Ясек растянулся на коврике в своей обычной позе.

— Сейчас увидишь. Ах да, ты, кажется, любить, чтобы у каждой истории было название? Что ж, назовем эту историю так:

Как можно физика обвести вокруг пальца по силовой линии

Я считаю, что наш физик — настоящий ангел. Даже сев на бутерброд с вареньем, который шутки ради подложил ему на стул Генек Крулик, он, вместо того чтобы без звука выставить Генека за дверь, сказал с искренним сожалением: «Мне очень жаль, Крулик, что я нечаянно оставил тебя без завтрака!» Если б на месте физика был физкультурник, он бы, я полагаю, заставил Генека этот бутерброд слопать и вдобавок выстирать измазанные брюки, что было бы вполне законным требованием; думаю, и Верховный суд отклонил бы апелляцию Генека. Но физик у нас такой, что если б даже Генек Крулик стал убеждать его в своей виновности, он все равно бы не поверил, что кому-то из его воспитанников могла прийти в голову такая дурацкая идея. Мне кажется, когда имеешь дело с человеком вроде нашего физика, нужно вести игру по всем правилам, а об ударах ниже пояса я уж и не говорю — это абсолютно исключается.

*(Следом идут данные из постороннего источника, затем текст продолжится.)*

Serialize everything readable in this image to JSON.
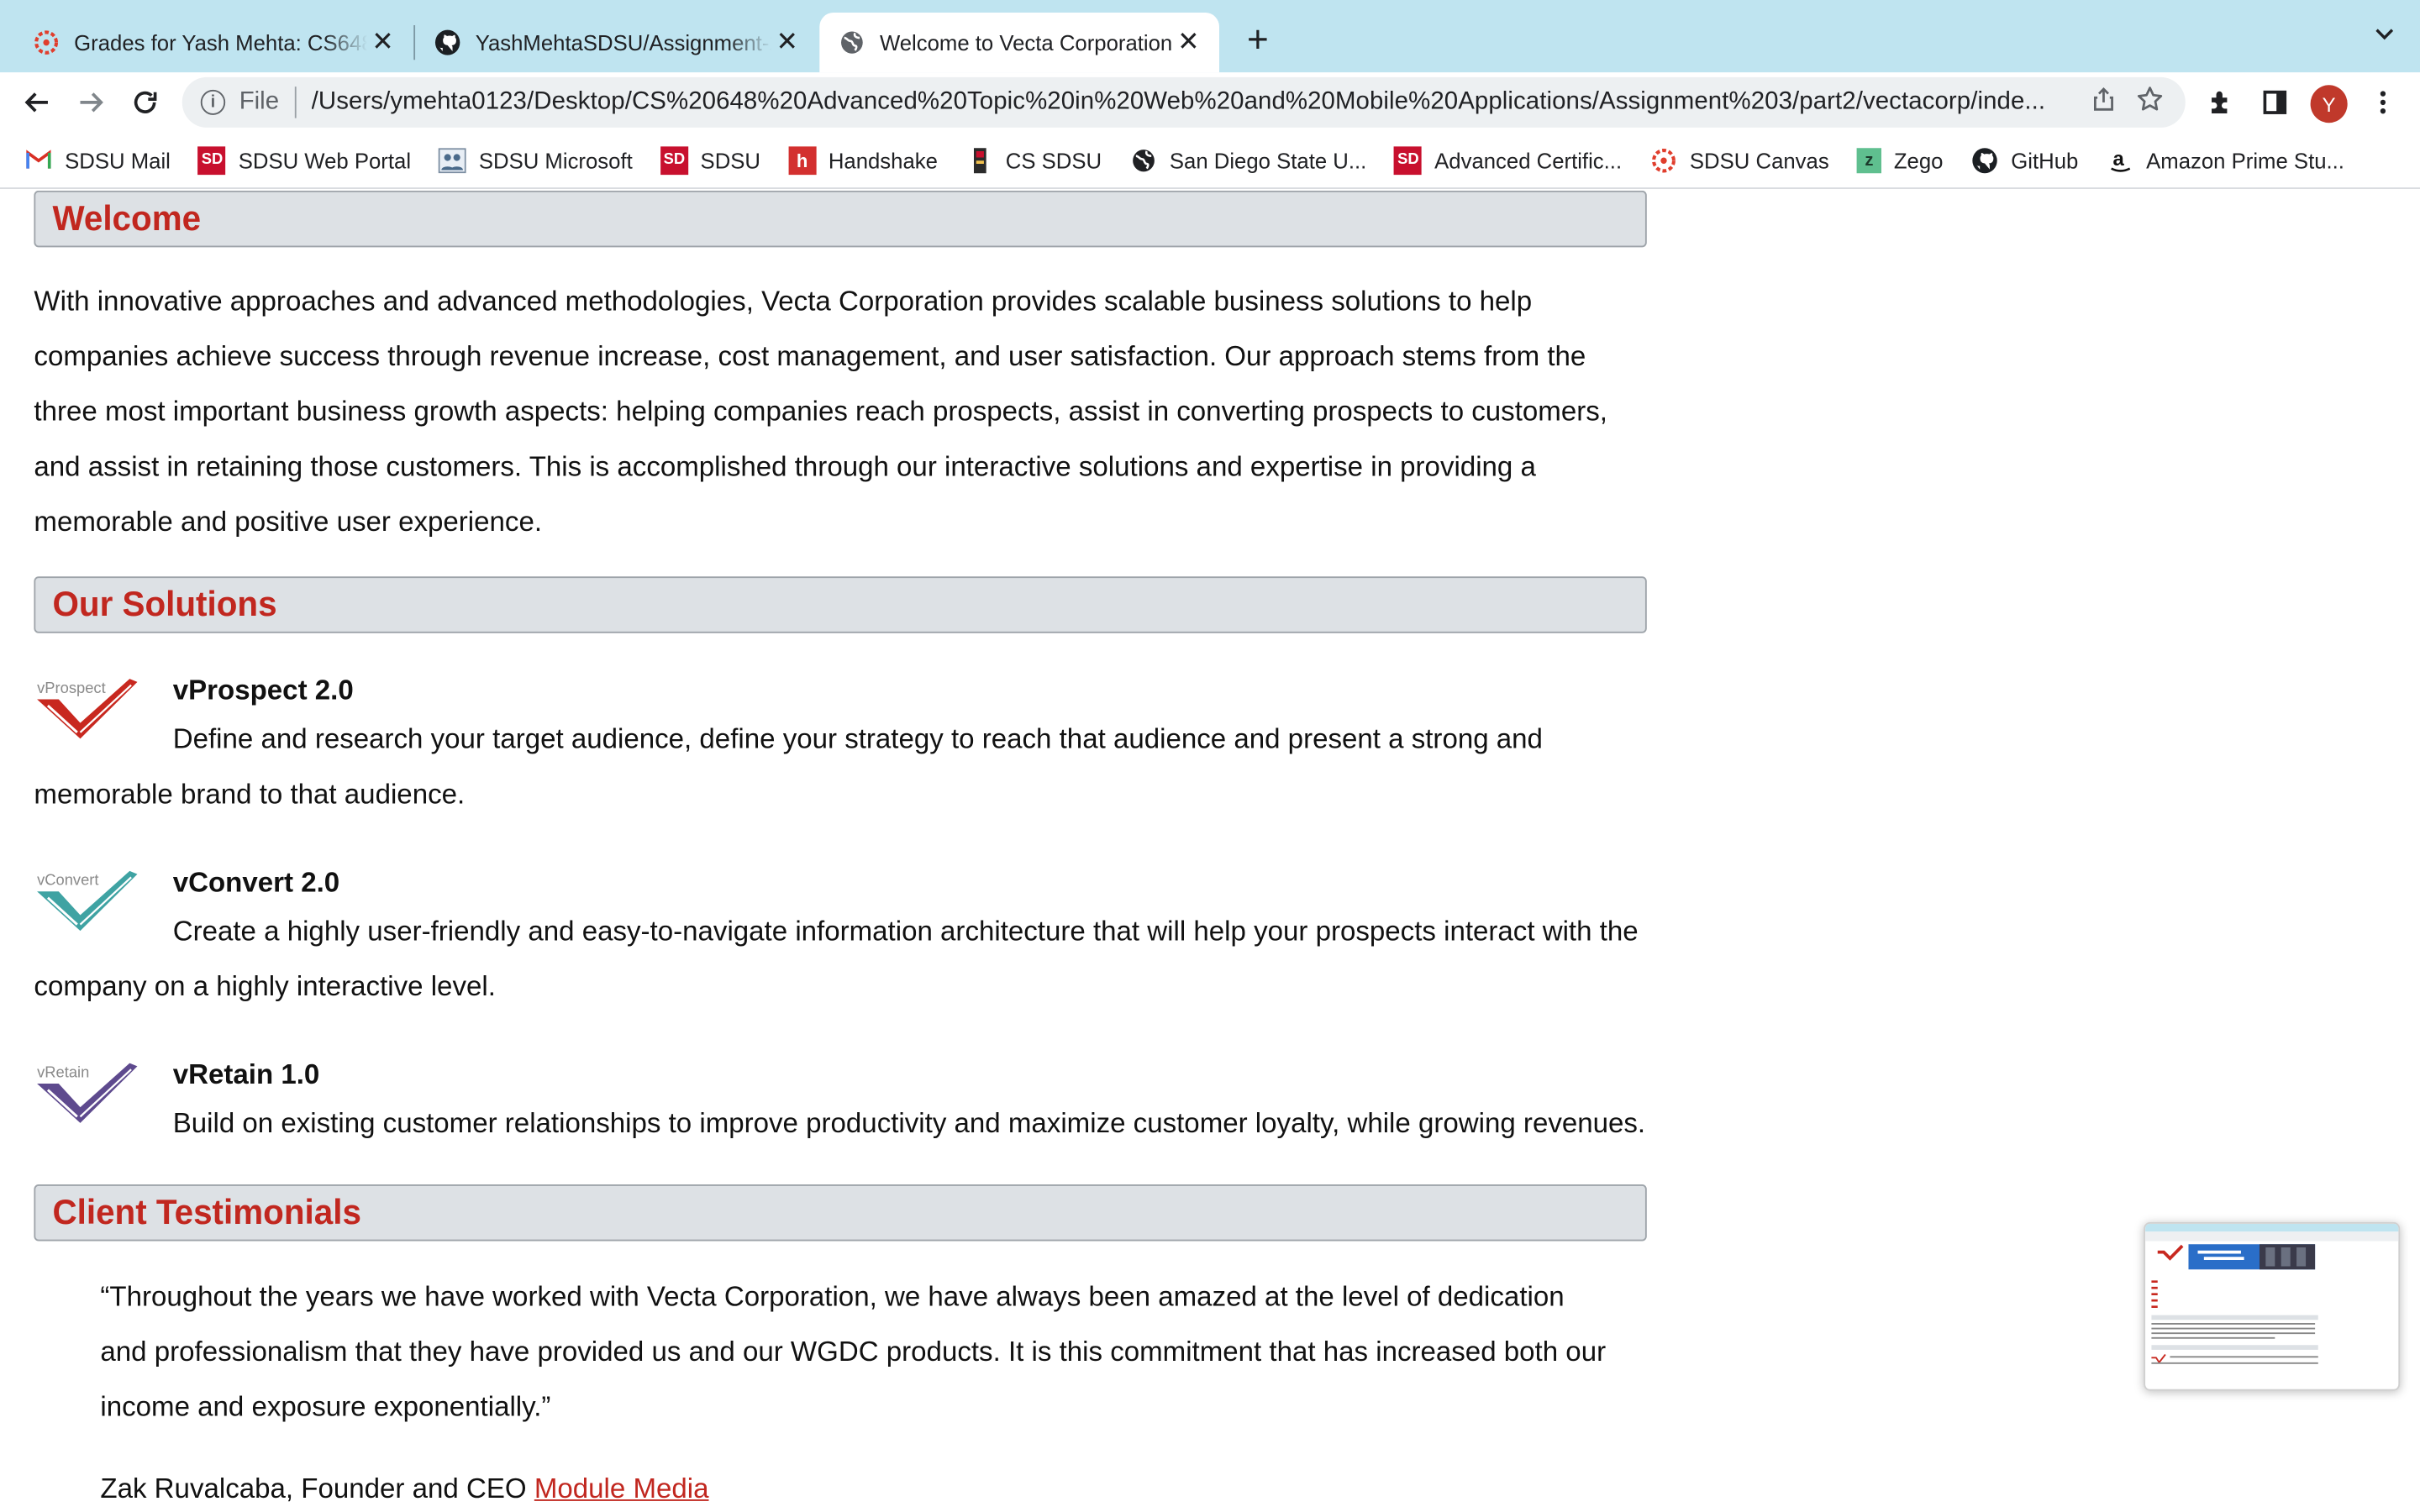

Ну ладно, хватит об этом. Я собирался рассказывать про переключатели. Дело было так: физик велел каждому принести какое-нибудь учебное пособие для физического кабинета — разумеется, собственного изготовления, на отметку. Многие пообещали сделать лабораторные переключатели, потому что нам их вечно не хватает. Мой можно с равным успехом называть чудом техники или мышеловкой, кому как больше нравится. Физик назвал этот шедевр переключателем, однако оценил на тройку с минусом, и то лишь по доброте душевной. Я бы лично за такую работу вкатил пару, невзирая на стенания и всякие жалкие слова. Впрочем, тройка с минусом меня вполне устроила, так что обошлось без жалких слов; получив эту прекрасную отметку, я вздохнул с облегчением и тут же про нее забыл.

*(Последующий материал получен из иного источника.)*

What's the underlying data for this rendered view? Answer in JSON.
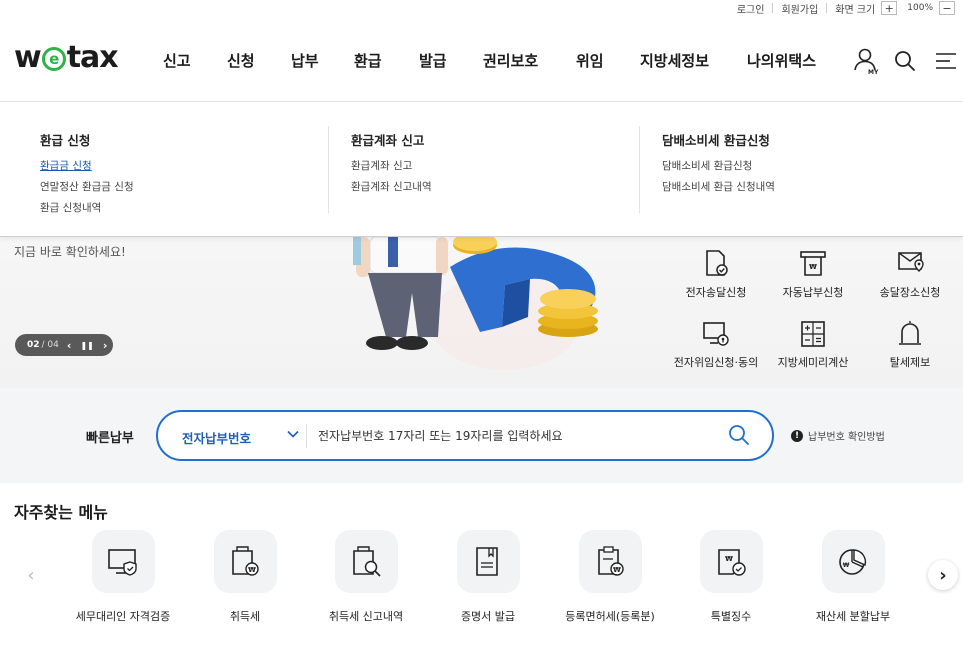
{
  "utility": {
    "login": "로그인",
    "signup": "회원가입",
    "zoom_label": "화면 크기",
    "zoom_in": "+",
    "zoom_value": "100%",
    "zoom_out": "−"
  },
  "header": {
    "logo": {
      "before": "w",
      "mark": "e",
      "after": "tax"
    },
    "nav": [
      "신고",
      "신청",
      "납부",
      "환급",
      "발급",
      "권리보호",
      "위임",
      "지방세정보",
      "나의위택스"
    ],
    "icons": [
      "my-user-icon",
      "search-icon",
      "menu-icon"
    ],
    "my_badge": "MY"
  },
  "mega_menu": {
    "columns": [
      {
        "title": "환급 신청",
        "items": [
          "환급금 신청",
          "연말정산 환급금 신청",
          "환급 신청내역"
        ],
        "active": 0
      },
      {
        "title": "환급계좌 신고",
        "items": [
          "환급계좌 신고",
          "환급계좌 신고내역"
        ]
      },
      {
        "title": "담배소비세 환급신청",
        "items": [
          "담배소비세 환급신청",
          "담배소비세 환급 신청내역"
        ]
      }
    ]
  },
  "hero": {
    "subtitle": "지금 바로 확인하세요!",
    "pager": {
      "current": "02",
      "total": "/ 04",
      "prev": "‹",
      "pause": "❚❚",
      "next": "›"
    },
    "services": [
      {
        "label": "전자송달신청",
        "icon": "e-delivery-icon"
      },
      {
        "label": "자동납부신청",
        "icon": "auto-payment-icon"
      },
      {
        "label": "송달장소신청",
        "icon": "delivery-location-icon"
      },
      {
        "label": "전자위임신청·동의",
        "icon": "e-delegation-icon"
      },
      {
        "label": "지방세미리계산",
        "icon": "calculator-icon"
      },
      {
        "label": "탈세제보",
        "icon": "report-bell-icon"
      }
    ]
  },
  "quick_pay": {
    "label": "빠른납부",
    "select_value": "전자납부번호",
    "placeholder": "전자납부번호 17자리 또는 19자리를 입력하세요",
    "help": "납부번호 확인방법",
    "help_mark": "!"
  },
  "frequent": {
    "title": "자주찾는 메뉴",
    "items": [
      {
        "label": "세무대리인 자격검증",
        "icon": "monitor-shield-icon"
      },
      {
        "label": "취득세",
        "icon": "acquisition-tax-icon"
      },
      {
        "label": "취득세 신고내역",
        "icon": "acquisition-history-icon"
      },
      {
        "label": "증명서 발급",
        "icon": "certificate-icon"
      },
      {
        "label": "등록면허세(등록분)",
        "icon": "registration-tax-icon"
      },
      {
        "label": "특별징수",
        "icon": "special-collection-icon"
      },
      {
        "label": "재산세 분할납부",
        "icon": "property-tax-installment-icon"
      }
    ],
    "prev": "‹",
    "next": "›"
  },
  "colors": {
    "accent": "#1f6fcf",
    "logo_green": "#2db34a",
    "active_link": "#1559b7",
    "pager_bg": "#595959"
  }
}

Зато нашей сестре Агате даже такой переключатель оказался не по зубам. Когда же я великодушно предложил ей помочь, она заявила, что не нуждается в помощи, цена которой тройка с минусом. Целый час она ломала голову, что бы ей эдакого придумать, и в конце концов, по своему обыкновению, поскакала к папе и так долго его терзала, что он пообещал сделать этот несчастный переключатель, лишь бы отвязалась. При условии, что она не будет больше его теребить. Обещать-то он обещал, но выполнить обещание ему все время что-то мешало, и он только вчера принес с работы переключатель. Такой, что сам Эдисон бы не погнушался!

Сегодня утром Агата вручила свое творение физику, а тот, конечно, сразу сунул его мне под нос: «Видишь, Ясек, как у Агаты замечательно получилось?! Жаль, что тебе не захотелось немножко потрудиться, тоже мог бы заработать пятерку!» А я про себя подумал: «Бедный папа! Хорошо бы он выглядел, если б еще я его оседлал вместе с нашей милой сестрицей!»

Но это еще полбеды, и я даже готов был бы смириться с тем, что Агата самым бессовестным образом ухитрилась обвести физика вокруг пальца по силовой линии (я забыл тебе сказать, что он задал ей вопрос насчет силовых линий, на который она ответила весьма приблизительно, но он нашей отличнице это простил, учитывая ее выдающиеся достижения в области конструирования лабораторных переключателей), если бы не печальные последствия ее проделки: после нее никому не удалось вытянуть на пятерку.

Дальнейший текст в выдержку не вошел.